— У меня очень плотный выставочный график: с одной выставки картины переезжают на другую… Поэтому собрать большую полноценную выставку быстро не удаётся. Да и по поводу зрителей в Новгороде были сомнения. Так уж складывается, что провинция сильна традициями — академической живописью. Города, стоящие далеко от столиц, имеют свою цельную, сложившуюся жизнь. В Новгороде ситуация иная: находясь между Питером и Москвой, люди понимают, что они всегда могут сесть в автобус и через пару часов окунуться в другую жизнь.

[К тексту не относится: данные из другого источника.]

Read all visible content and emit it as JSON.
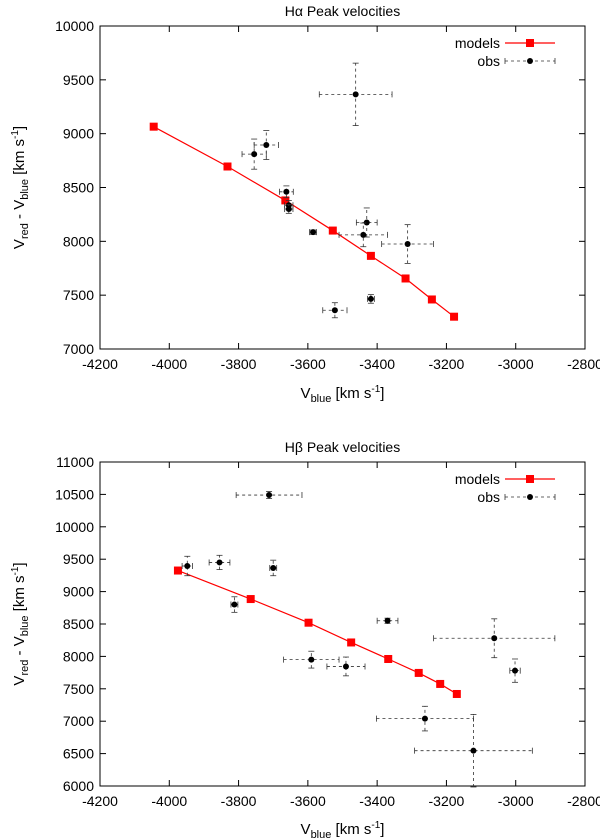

То же самое и среди художников: только он начинает выбиваться, работать в другом ключе — тут же всеми правдами и неправдами старается переехать в Питер или Москву и продолжает свою карьеру уже там.

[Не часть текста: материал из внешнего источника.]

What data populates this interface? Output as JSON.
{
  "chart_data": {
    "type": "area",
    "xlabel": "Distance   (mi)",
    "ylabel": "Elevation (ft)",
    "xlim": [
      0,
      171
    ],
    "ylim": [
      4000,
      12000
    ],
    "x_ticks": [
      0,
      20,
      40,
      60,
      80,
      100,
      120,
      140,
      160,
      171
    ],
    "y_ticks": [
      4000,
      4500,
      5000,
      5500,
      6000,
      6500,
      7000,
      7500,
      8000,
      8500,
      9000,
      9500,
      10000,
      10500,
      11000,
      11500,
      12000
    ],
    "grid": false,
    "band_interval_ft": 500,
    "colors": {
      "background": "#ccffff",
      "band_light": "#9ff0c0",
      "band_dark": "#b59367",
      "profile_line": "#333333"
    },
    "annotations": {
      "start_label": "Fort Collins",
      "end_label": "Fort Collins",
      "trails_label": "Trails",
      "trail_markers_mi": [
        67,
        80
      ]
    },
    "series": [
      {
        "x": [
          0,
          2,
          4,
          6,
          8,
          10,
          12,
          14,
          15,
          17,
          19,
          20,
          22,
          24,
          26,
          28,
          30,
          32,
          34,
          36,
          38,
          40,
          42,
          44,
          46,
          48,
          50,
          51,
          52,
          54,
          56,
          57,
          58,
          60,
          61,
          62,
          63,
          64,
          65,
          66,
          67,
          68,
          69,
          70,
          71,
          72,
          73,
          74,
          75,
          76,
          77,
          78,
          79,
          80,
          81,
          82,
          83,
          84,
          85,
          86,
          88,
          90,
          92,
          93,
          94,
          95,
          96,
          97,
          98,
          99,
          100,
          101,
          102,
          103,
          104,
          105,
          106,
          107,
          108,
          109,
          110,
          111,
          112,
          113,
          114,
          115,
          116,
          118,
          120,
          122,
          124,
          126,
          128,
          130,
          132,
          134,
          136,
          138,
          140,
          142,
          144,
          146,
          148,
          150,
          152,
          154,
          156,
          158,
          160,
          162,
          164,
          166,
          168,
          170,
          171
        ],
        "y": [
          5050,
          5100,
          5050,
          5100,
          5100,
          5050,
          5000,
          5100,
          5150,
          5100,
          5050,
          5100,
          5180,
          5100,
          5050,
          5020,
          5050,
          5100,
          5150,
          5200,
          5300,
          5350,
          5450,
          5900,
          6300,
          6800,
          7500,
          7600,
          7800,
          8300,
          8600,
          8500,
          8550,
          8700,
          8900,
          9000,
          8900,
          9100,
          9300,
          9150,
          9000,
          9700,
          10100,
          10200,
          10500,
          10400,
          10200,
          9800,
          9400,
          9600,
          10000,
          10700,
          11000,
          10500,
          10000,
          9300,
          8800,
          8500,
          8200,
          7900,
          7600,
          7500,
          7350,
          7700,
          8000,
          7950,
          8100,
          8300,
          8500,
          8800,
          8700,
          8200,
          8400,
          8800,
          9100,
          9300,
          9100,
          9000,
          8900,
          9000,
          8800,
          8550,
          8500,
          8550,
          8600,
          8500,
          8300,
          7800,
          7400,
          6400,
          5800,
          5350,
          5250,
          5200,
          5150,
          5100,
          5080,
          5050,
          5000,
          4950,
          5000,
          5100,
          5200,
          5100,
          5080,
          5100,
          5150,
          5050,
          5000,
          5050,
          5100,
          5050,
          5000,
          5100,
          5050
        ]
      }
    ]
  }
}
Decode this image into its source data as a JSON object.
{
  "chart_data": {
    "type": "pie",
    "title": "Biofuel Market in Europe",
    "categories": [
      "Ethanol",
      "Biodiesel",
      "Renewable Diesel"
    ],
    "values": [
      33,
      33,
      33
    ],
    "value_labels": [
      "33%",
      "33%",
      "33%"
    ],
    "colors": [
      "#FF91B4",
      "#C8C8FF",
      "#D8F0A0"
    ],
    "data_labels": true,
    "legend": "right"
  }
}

— Может быть, активная выставочная деятельность за границей объясняется ещё и тем, что ваше искусство там давно уже стало классикой…
— Мои работы, а не искусство. Не я же модерн создавал. Но при этом был даже такой анекдотический случай, когда я предложил одной нью-йоркской галерее свои работы. Тот салон занимается африканским искусством. А у меня есть проект «Русская Африка»: яркая, сочная, большие линии, пятна, где-то напоминающие африканский этнику. Я подумал, что это весьма пикантно, и послал им его на рассмотрение. В ответном письме они очень вежливо сообщили, что я, наверное, не в курсе современного африканского искусства. И то, что я прислал, — очень старо. Работы на холстах их давно не интересуют. Другое дело — видео, медиа.

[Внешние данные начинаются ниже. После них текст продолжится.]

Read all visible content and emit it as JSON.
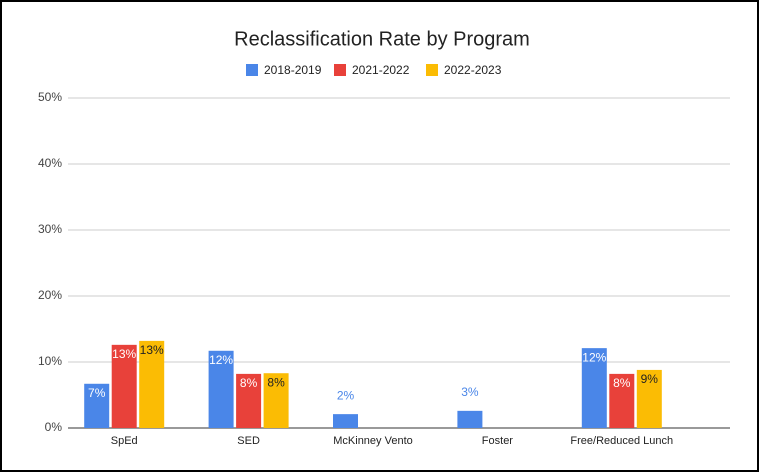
{
  "chart_data": {
    "type": "bar",
    "title": "Reclassification Rate by Program",
    "categories": [
      "SpEd",
      "SED",
      "McKinney Vento",
      "Foster",
      "Free/Reduced Lunch"
    ],
    "series": [
      {
        "name": "2018-2019",
        "color": "#4a86e8",
        "values": [
          6.7,
          11.7,
          2.1,
          2.6,
          12.1
        ],
        "value_labels": [
          "7%",
          "12%",
          "2%",
          "3%",
          "12%"
        ]
      },
      {
        "name": "2021-2022",
        "color": "#e8413a",
        "values": [
          12.6,
          8.2,
          null,
          null,
          8.2
        ],
        "value_labels": [
          "13%",
          "8%",
          null,
          null,
          "8%"
        ]
      },
      {
        "name": "2022-2023",
        "color": "#fbbc04",
        "values": [
          13.2,
          8.3,
          null,
          null,
          8.8
        ],
        "value_labels": [
          "13%",
          "8%",
          null,
          null,
          "9%"
        ]
      }
    ],
    "ylim": [
      0,
      50
    ],
    "yticks": [
      {
        "value": 0,
        "label": "0%"
      },
      {
        "value": 10,
        "label": "10%"
      },
      {
        "value": 20,
        "label": "20%"
      },
      {
        "value": 30,
        "label": "30%"
      },
      {
        "value": 40,
        "label": "40%"
      },
      {
        "value": 50,
        "label": "50%"
      }
    ],
    "grid": true,
    "legend": "top"
  }
}
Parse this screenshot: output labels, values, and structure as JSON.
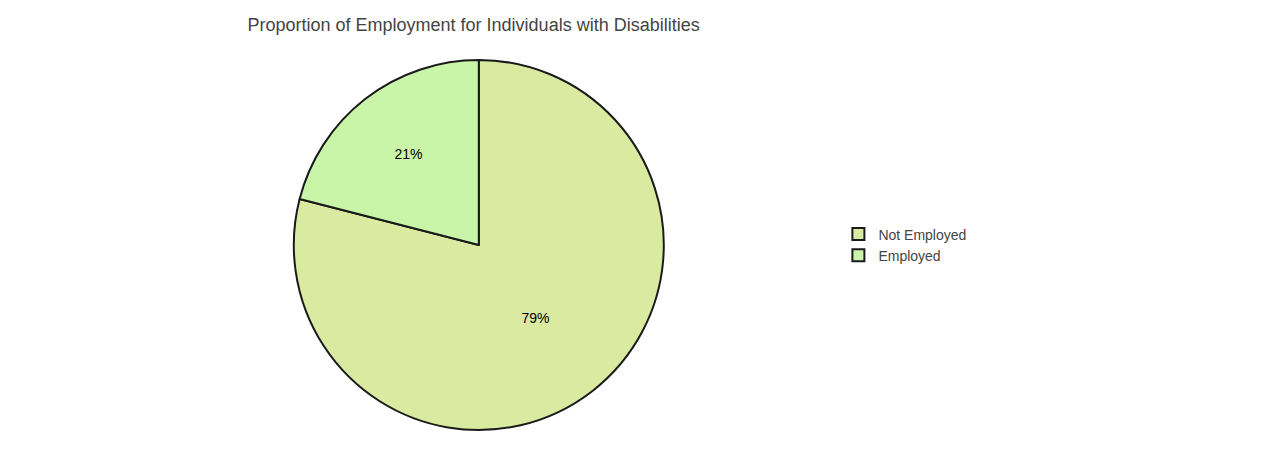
{
  "chart_data": {
    "type": "pie",
    "title": "Proportion of Employment for Individuals with Disabilities",
    "categories": [
      "Not Employed",
      "Employed"
    ],
    "values": [
      79,
      21
    ],
    "value_labels": [
      "79%",
      "21%"
    ],
    "colors": [
      "#daeaa0",
      "#c8f5a8"
    ],
    "data_labels": true,
    "legend": "right"
  }
}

— Как вы считаете, нужна ли художнику-модернисту академическая школа?
— Точно не могу сказать. Для любого художника важно поставить вкус, отношение к искусству, жизни. А это достигается долговременным ученичеством. По-моему, всё равно, в каком стиле заниматься живописью: академическом или сразу в современных направлениях, но обязательное условие — хороший учитель, который видит твой темперамент, тяготение к цвету, формам.
— Получается, реалистические пейзажи — это уже позапрошлый век?
— Против академического реализма я ничего не имею, я его преподаю, мало того, многие мои ученики, особенно — наиболее успешные, работают в академическом реализме. Почему же так происходит, спросите вы. Для этого нужна среда. Моя среда была вне Новгорода, я сюда из неё приехал и продолжаю в ней находиться. Новгород — моя мастерская. Если говорить о живописи как о профессии, то такой профессии в Великом Новгороде нет, не будем лукавить. Здесь есть рынок, но дальше сувенирной живописи он не идёт. Есть люди, которые занимаются живописью и подрабатывают для жизни, а есть те, которые работают и пописывают по выходным. Счастливцы первые, но их немного.
— А себя вы к первым причисляете или ко вторым?
— К первым. Но я давно вышел за рамки новгородского маркета. Ведь главное в арт-рынке — люди, которым нравится живопись, которые могут сопереживать до слез, до боли увиденной работе, стиху или музыке. А это — все-таки специфическая аудитория. Когда на человека начинают влиять пятно, линия, пластика, образ в целом, тогда можно говорить об эстетике восприятия.
— Название выставки «Модернизм» говорит само за себя. Тем не менее, что за работы мы там увидим?
— Это работы последних лет. Ядро моей выставки составляют картины, выполненные в стиле летризма. Это — одна из веточек развития модернизма, одно из направлений в современном искусстве, использование в картинах нечитаемого текста как графического элемента. Он далек от каллиграфии, но интересен мне тем, что графика почерка в таких картинах иногда больше говорит об авторе, чем он даже думал и хотел. Вы когда-нибудь обращали внимание на рукописи Пушкина? Их графика абсолютно живая и способна многое рассказать нам о поэте. Я имею в виду черканные-перечерканные рукописи с рисунками на полях. Для сравнения можете представить поднесенное им стихотворение императору, чистенько написанное на гербовой бумаге. Это же мёртвая вещь! Я, конечно, далек от минимализма в этом проекте, поэтому у меня не просто графические тексты на всю картину, а только как ее составная часть наряду с образами или абстрактной живописью.
— Это правда, что наброски к будущим картинам вы делаете на компьютере?
— Всегда, вот уже последние лет десять. Ведь самое серьёзное оружие у художника, которым он владеет, — это отбор. Он начинается с замысла, первых штрихов и заканчивается, когда работа выносится из мастерской. Художник должен сомневаться: отвечать за каждый штрих, цвет, линию. Для одной работы я создаю до 200 эскизов. Представьте: если бы я писал их маслом, гуашью, на холсте — сколько бы времени и материалов на это ушло? А на компьютере за час я делаю до ста вариантов.
— Вы являетесь членом Парижского союза художников. Интересно, чем эта организация отличается от российской?
— Союз художников за рубежом не имеет зачастую определенной планки — ни географической, ни качественной. Это его плюсы и минусы. Плюс в том, что он очень демократичен, гибок, а минус — в том, что ты, собственно, не знаешь, что и ожидать. Например, на парижском салоне я видел всяких котят, очень сладенькие цветочки — невероятно салонные картины. У нас бы они просто не прошли на областную выставку, а там выставляют в Лувре.